Le cheval c'est une affaire de famille. Jean est maréchal-ferrant et Laure monitrice diplômée, elle a débuté comme cavalière de saut d'obstacles. Aujourd'hui ils ont leur propre entreprise, elle y donne des cours d'équitation, mais plus encore des cours d'attelage. Elle fait également du commerce de chevaux. Des meneurs français, espagnols, suisses et belges ont eu recours à elle pour rechercher un cheval d'attelage. Son mari aime beaucoup ce commerce du cheval, à tel point me dit Laure « que parfois des chevaux que j'ai achetés ne sont pas passés à la maison, et ont été vendus par Jean sans que je puisse les évaluer ! On peut croire parfois, que si je vends un cheval c'est par ce qu'il ne me convient pas ou qu'il est mauvais. Ce n'est pas vrai, mon mari adore faire du commerce, c'est la première raison. Ensuite il faut savoir que nous n'avons pas beaucoup d'aides financières de la Fédération Belge FRBSE. Elle paie l'inscription des 3 meneurs de l'équipe du championnat du monde, et parfois une participation d'environ 50€ pour 1 ou 2 stages dans l'année. Le reste doit être financé en fonds propres. Il faut aussi savoir qu'en Belgique le sponsoring n'existe pas, on n'achète pas un cheval pour le confier un meneur. Ça se fait en Dressage et en jumping, mais pas en attelage. »
« A la maison nous sommes donc très "cheval". Arthur a été très tôt sur un poney. Aujourd'hui il monte bien, mais ce n'est pas un sport qui l'intéresse. On ne le pousse pas »
« à l'époque de mes 18 ans j'aimais beaucoup le saut d'obstacles »
L'époque Félix Brasseur
Laure a travaillé dans une écurie appelée Ry de Lize où Félix Brasseur avait ses propres chevaux. Elle a pris des cours, avant de commencer très jeune à travailler pour lui pendant ses temps libres, puis à temps plein pendant 15 années. La jeune cavalière y a fait également ses débuts à l'attelage: « pour être franche, je n'aimais pas du tout l'attelage, mais c'était la condition pour travailler. Il y avait ses chevaux de concours, mais il y avait aussi les poulains et des chevaux compliqués. Quelques chevaux que nous devions préparer pour des meneurs restaient à l'année. Ces chevaux là n'étaient généralement pas désagréables, mais le reste n'était pas toujours amusant à atteler. Quand on travaille dans les chevaux il n'y a pas que des chevaux intéressants. » C'est après les jeux équestres mondiaux de Jerez que Laure décide d'arrêter et de prendre sa carrière professionnelle en main.

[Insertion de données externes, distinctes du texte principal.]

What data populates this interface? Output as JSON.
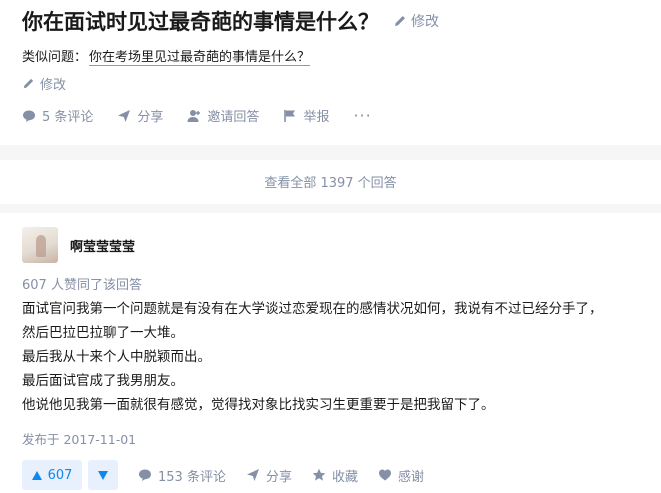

Laure en sortie ou au travail. « Parmi les chevaux d'attelage que nous avions au travail au quotidien, je me souviens d'une paire de Mérens. Le propriétaire voulait que l'on prépare ses chevaux pour le concours »

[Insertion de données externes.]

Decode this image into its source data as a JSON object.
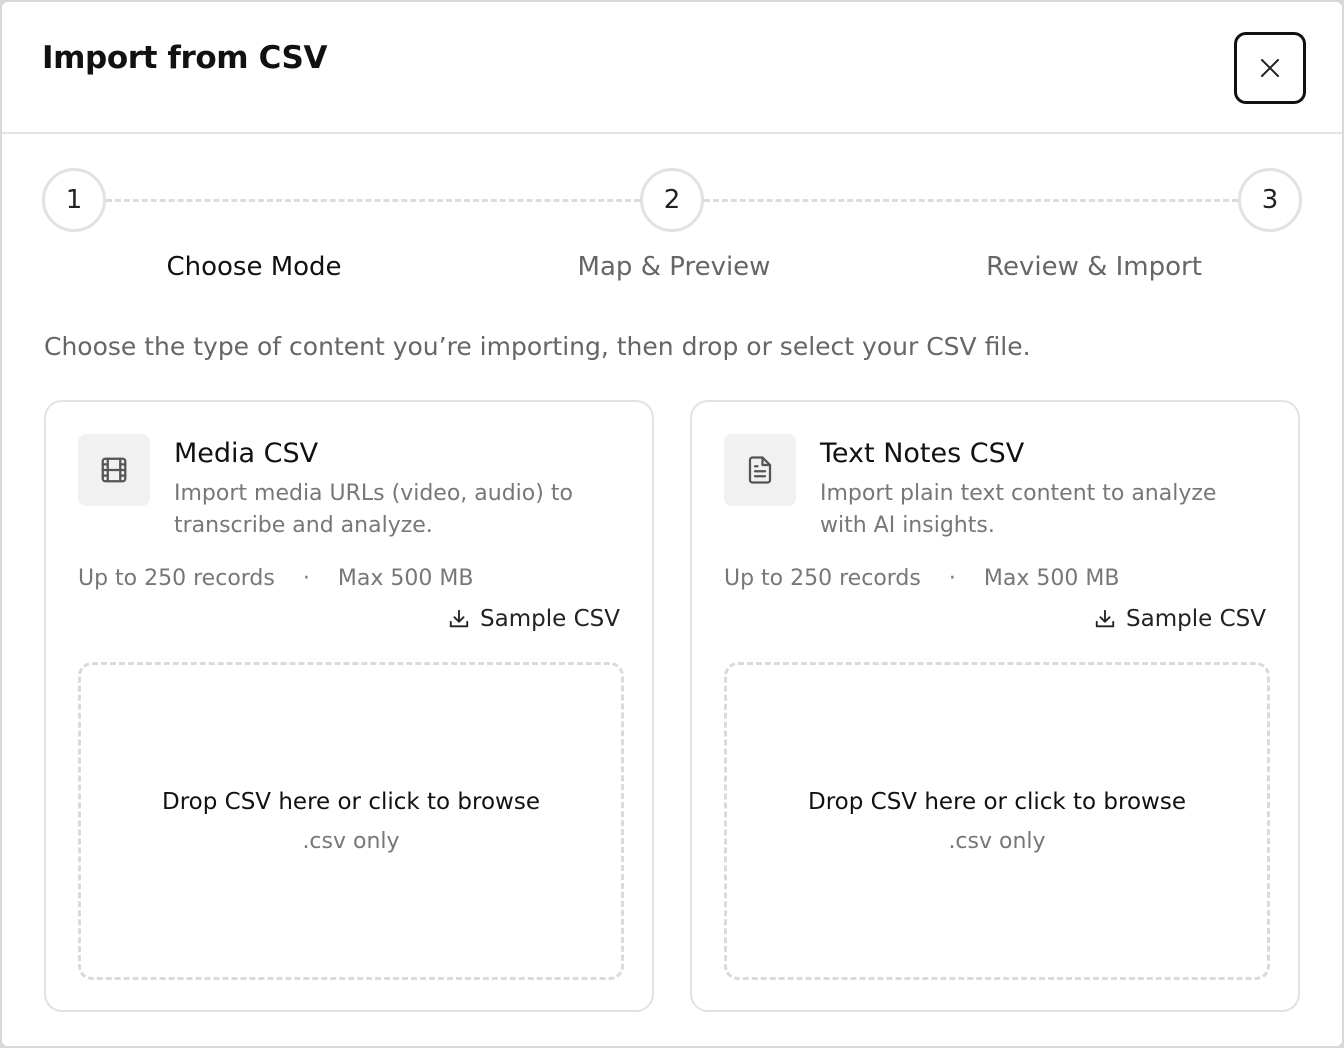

Durant cette époque, Laure apprend aussi le ménage à quatre chevaux: « j'attelais régulièrement les chevaux de Félix. J'ai eu également cet attelage de Welsh Cob que l'on préparait pour faire des démonstrations à Monaco. »
L'attelage de Welsh Cob
La période compétition
« Un de mes premiers cheval a été un cheval lusitanien. Il allait bien sauf sur la route ! Impossible de sortir si quelqu'un n'était pas à sa tête.
Il y a eu des concours en Belgique, en France aussi ...
" j'ai attelé en paire des chevaux en concours nationaux. »
En attendant la remise des Prix au PIN 2018, champagne à la main mais aussi champagne pour le cheval !
Laure est championne de Belgique en 2018 à Flemalle
« Je ne participe pas spécialement aux championnats de Belgique, les concours sont trop près des grandes échéances, ça ne va pas avec mon calendrier international, et je ne fais pas 2 marathons sur le même mois. Et puis je ne cours pas après les concours. Je ne cours pas par exemple après la Ranking liste FEI. Cette année je suis troisième avec trois concours.»
2018 le podium du Championnat de Belgique
a.o: on peut revenir sur cette 35e place au championnat du monde 2018 à Kronenberg. Que s'est-il passé ?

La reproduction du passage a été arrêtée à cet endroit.